For each pair $(x_i, y_i)$ in the population, we measure how far away $x_i$ and $y_i$ are from their respective means, then multiply these distances together. If these differences have the same sign, i.e $x_i$ is greater than $\bar{x}$ and $y_i$ is greater than $\bar{y}$, there is a positive contribution to the covariance. If $x_i$ is less than $\bar{x}$ but $y_i$ is greater than $\bar{y}$, there is a negative contribution. We can then sum over all observations, and divide by the number of observations to get some kind of ‘average co-variation’. In fact, this is the exact definition of the population covariance:

$Cov(x,y) = \frac{1}{N} \sum_{i=1}^N (x_i - \bar{x})(y_i - \bar{y})$

Please note that in practice you would always use the sample covariance instead, which has a factor of $1/(N-1)$ rather than $1/N$, but this is not something we will worry about here.

## Covariance of asset returns

One would think that the easiest approach is to take two price series (e.g stock prices for AAPL and GOOG), then compute the daily percentage change or log returns, before feeding these into a covariance calculation.
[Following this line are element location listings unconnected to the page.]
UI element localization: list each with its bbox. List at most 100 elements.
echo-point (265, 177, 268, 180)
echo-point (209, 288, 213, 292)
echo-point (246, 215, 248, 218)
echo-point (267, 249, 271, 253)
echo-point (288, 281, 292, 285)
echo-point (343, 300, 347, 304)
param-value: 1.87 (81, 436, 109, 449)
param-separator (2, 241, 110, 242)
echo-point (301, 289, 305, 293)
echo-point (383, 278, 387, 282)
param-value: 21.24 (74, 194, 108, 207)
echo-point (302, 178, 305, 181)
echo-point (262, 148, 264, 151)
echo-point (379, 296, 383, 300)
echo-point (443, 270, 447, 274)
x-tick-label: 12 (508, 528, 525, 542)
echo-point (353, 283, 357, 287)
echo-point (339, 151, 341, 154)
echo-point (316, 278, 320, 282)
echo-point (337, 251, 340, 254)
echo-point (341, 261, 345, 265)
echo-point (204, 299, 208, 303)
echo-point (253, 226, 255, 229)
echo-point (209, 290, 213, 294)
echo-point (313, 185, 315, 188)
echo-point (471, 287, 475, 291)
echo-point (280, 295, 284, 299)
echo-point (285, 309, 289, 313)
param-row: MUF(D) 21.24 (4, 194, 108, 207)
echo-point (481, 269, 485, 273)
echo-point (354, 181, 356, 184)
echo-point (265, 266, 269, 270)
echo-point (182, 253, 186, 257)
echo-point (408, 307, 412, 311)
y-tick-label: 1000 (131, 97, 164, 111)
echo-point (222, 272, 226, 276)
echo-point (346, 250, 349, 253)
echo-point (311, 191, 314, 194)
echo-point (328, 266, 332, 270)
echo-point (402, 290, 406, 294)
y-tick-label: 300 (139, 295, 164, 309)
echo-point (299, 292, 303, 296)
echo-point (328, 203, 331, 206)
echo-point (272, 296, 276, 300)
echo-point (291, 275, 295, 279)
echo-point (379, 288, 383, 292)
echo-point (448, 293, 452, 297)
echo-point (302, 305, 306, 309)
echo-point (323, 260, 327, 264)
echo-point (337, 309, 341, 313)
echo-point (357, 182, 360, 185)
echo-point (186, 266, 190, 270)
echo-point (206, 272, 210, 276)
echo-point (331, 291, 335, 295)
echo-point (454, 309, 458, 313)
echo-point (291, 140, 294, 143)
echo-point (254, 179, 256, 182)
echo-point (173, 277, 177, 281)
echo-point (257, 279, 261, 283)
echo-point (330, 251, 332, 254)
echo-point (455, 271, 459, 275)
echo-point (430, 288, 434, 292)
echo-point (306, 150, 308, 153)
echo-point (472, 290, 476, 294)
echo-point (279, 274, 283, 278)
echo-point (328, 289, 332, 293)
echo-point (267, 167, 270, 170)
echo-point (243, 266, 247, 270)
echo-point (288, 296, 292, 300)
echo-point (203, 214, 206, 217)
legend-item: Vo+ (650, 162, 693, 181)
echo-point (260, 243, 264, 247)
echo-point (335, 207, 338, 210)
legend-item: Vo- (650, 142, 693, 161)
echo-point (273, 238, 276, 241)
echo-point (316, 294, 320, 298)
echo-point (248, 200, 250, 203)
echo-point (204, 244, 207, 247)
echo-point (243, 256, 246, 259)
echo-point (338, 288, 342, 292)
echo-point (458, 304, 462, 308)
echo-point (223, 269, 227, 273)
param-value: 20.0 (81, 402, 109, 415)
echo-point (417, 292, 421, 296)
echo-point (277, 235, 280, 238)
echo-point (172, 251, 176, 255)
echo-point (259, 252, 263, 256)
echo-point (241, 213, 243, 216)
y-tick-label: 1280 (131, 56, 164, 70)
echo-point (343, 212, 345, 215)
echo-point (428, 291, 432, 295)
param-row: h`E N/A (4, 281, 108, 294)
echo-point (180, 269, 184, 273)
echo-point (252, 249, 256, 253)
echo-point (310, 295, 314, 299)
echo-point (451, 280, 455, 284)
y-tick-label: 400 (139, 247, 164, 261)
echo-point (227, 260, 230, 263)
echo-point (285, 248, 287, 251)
This does work, and is the standard approach. But in my view, this is carelessly throwing away a good deal of information, because:

Covariance does not preserve the order of observations.

You will get the same covariance whether you provide $(x_2, y_2), (x_{17}, y_{17}), (x_8, y_8), \ldots$ or $(x_1, y_1), (x_2, y_2), (x_3, y_3), \ldots$.
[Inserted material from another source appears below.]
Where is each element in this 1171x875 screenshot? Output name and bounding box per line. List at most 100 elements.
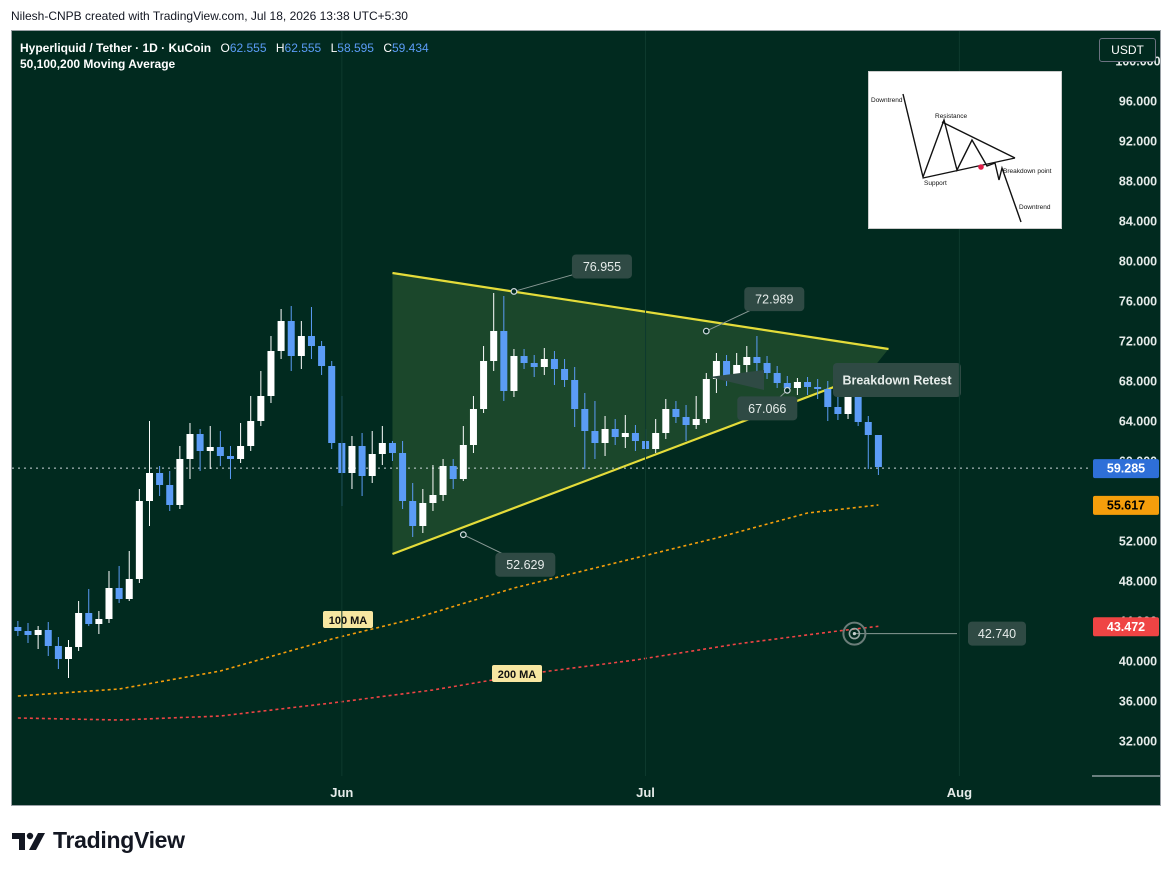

However, in the case of time series, the order of the returns is of fundamental importance. Thus we need some way of incorporating the sequential nature of the data into the definition of covariance. Fortunately, it is simple to apply our intuition of the EMA to come up with a similar metric for covariance.
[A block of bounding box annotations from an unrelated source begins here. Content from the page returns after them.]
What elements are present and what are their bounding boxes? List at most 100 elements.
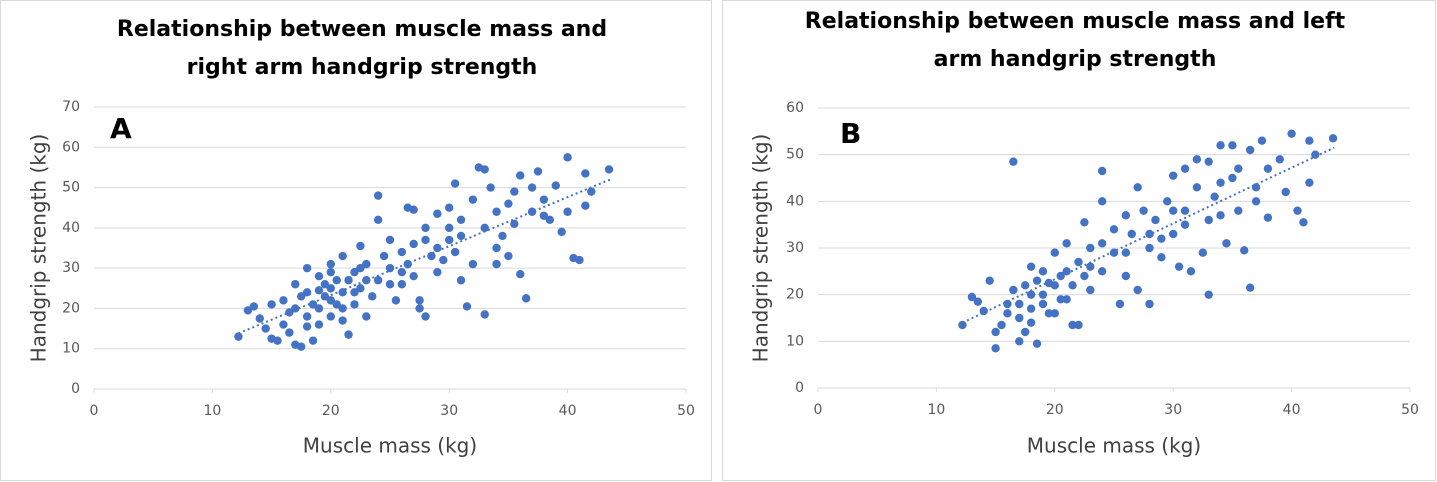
point (326, 267, 335, 277)
chart-title: arm handgrip strength (934, 47, 1217, 72)
point (1026, 304, 1036, 313)
point (302, 322, 312, 331)
point (368, 292, 377, 301)
point (510, 219, 519, 229)
point (516, 269, 525, 279)
point (1056, 295, 1065, 304)
point (1044, 309, 1054, 318)
point (1281, 187, 1290, 197)
y-tick-label: 30 (786, 240, 804, 256)
point (1038, 299, 1048, 309)
point (350, 267, 359, 277)
point (1109, 225, 1119, 234)
point (1015, 313, 1024, 323)
point (302, 312, 312, 321)
point (338, 304, 347, 313)
point (409, 239, 418, 249)
point (1299, 218, 1308, 227)
point (450, 247, 460, 257)
y-tick-label: 60 (786, 100, 804, 116)
point (1216, 178, 1225, 187)
y-tick-label: 40 (62, 220, 80, 236)
panel (0, 0, 712, 481)
point (445, 223, 454, 233)
point (1216, 141, 1225, 150)
point (504, 251, 513, 261)
point (1062, 295, 1071, 304)
point (1127, 229, 1136, 239)
point (1204, 157, 1213, 166)
point (1157, 234, 1166, 243)
point (1311, 150, 1320, 159)
point (563, 153, 572, 162)
point (1074, 257, 1083, 267)
point (551, 181, 560, 190)
point (415, 304, 424, 313)
point (604, 165, 614, 174)
point (397, 280, 407, 289)
point (1192, 183, 1202, 192)
point (1097, 166, 1107, 176)
point (314, 286, 324, 295)
point (1145, 299, 1154, 309)
point (308, 300, 318, 309)
point (344, 330, 353, 339)
point (991, 344, 1000, 353)
point (1068, 281, 1077, 290)
point (958, 320, 967, 330)
point (1050, 309, 1060, 318)
point (1121, 271, 1131, 281)
y-tick-label: 30 (62, 260, 80, 276)
point (1251, 197, 1261, 206)
point (1086, 262, 1095, 271)
x-axis-title: Muscle mass (kg) (1027, 434, 1201, 458)
point (1210, 192, 1219, 201)
point (1169, 229, 1178, 239)
x-axis-title: Muscle mass (kg) (303, 434, 477, 458)
point (243, 306, 253, 315)
point (234, 332, 243, 341)
y-tick-label: 10 (62, 341, 80, 357)
point (373, 276, 383, 285)
y-tick-label: 10 (786, 333, 804, 349)
point (967, 292, 977, 302)
point (527, 183, 537, 192)
point (433, 209, 442, 218)
y-tick-label: 50 (62, 180, 80, 196)
y-tick-label: 0 (795, 380, 804, 396)
point (385, 235, 395, 245)
point (533, 167, 543, 176)
point (1097, 267, 1107, 276)
point (1287, 129, 1296, 138)
point (1240, 246, 1249, 255)
y-tick-label: 40 (786, 193, 804, 209)
point (575, 255, 584, 265)
point (326, 312, 335, 321)
point (314, 272, 324, 281)
point (1026, 318, 1036, 327)
point (1169, 171, 1178, 180)
point (350, 288, 359, 297)
x-tick-label: 40 (559, 403, 577, 419)
point (1145, 243, 1154, 253)
point (492, 259, 501, 269)
x-tick-label: 40 (1283, 402, 1301, 418)
point (1009, 285, 1018, 295)
point (1050, 248, 1060, 257)
point (563, 207, 572, 216)
point (539, 211, 549, 220)
point (492, 207, 501, 216)
point (291, 280, 300, 289)
y-tick-label: 70 (62, 99, 80, 115)
point (1222, 239, 1231, 248)
point (279, 320, 288, 329)
x-tick-label: 50 (1401, 402, 1419, 418)
x-tick-label: 0 (90, 403, 99, 419)
point (332, 300, 341, 309)
point (1305, 178, 1314, 187)
point (1174, 262, 1184, 271)
point (1003, 309, 1012, 318)
point (1216, 211, 1225, 220)
point (1245, 283, 1255, 292)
We will rewrite our previous definition as follows:

$Cov(x,y) = \frac{1}{N} \left[ (x_1 - \bar{x})(y_1 - \bar{y}) + (x_2 - \bar{x})(y_2 - \bar{y}) + \ldots + (x_N - \bar{x})(y_N - \bar{y}) \right]$

Rather than letting $(x_i, y_i)$ be any observations from the dataset, let us preserve the order by saying that $(x_i, y_i)$ denotes the returns of asset X and Y $i$ days ago. Thus $(x_1 - \bar{x})(y_1 - \bar{y})$ specifically refers to the co-variation of the returns yesterday.

The next step should now be clear. We simply give each co-variation term an exponential weight as follows:

$Cov(x,y) = \frac{\alpha}{N} \left[ (x_1 - \bar{x})(y_1 - \bar{y}) + (1-\alpha)(x_2 - \bar{x})(y_2 - \bar{y}) + \ldots + (1-\alpha)^N(x_N - \bar{x})(y_N - \bar{y}) \right]$

Or more simply:

$Cov(x,y) = \frac{\alpha}{N} \sum_{i=1}^N (1-\alpha)^{i-1}(x_i - \bar{x})(y_i - \bar{y})$

And we are done! This simple procedure is all that is required to incorporate the temporal nature of asset returns into the covariance matrix.

## Conclusion

This post has presented a modification of the covariance matrix especially suited to time series like asset returns. It is simple to extend this to an exponential covariance matrix and use it in portfolio optimisation – it is reasonable to suggest that this matrix will be positive definite if the sample covariance matrix is positive definite.

I have used the exponential covariance to great effect regarding portfolio optimisation on real assets. Backtested results have affirmed that the exponential covariance matrix strongly outperforms both the sample covariance and shrinkage estimators when applied to minimum variance portfolios.

At some stage in future, I will consider implementing this in my portfolio optimisation package PyPortfolioOpt, but for the time being this post will have to suffice. Please drop me a note if you’d like to use the ideas herein for any further research or software.

Update: as of 20/9/18, exponential covariance has been added to PyPortfolioOpt!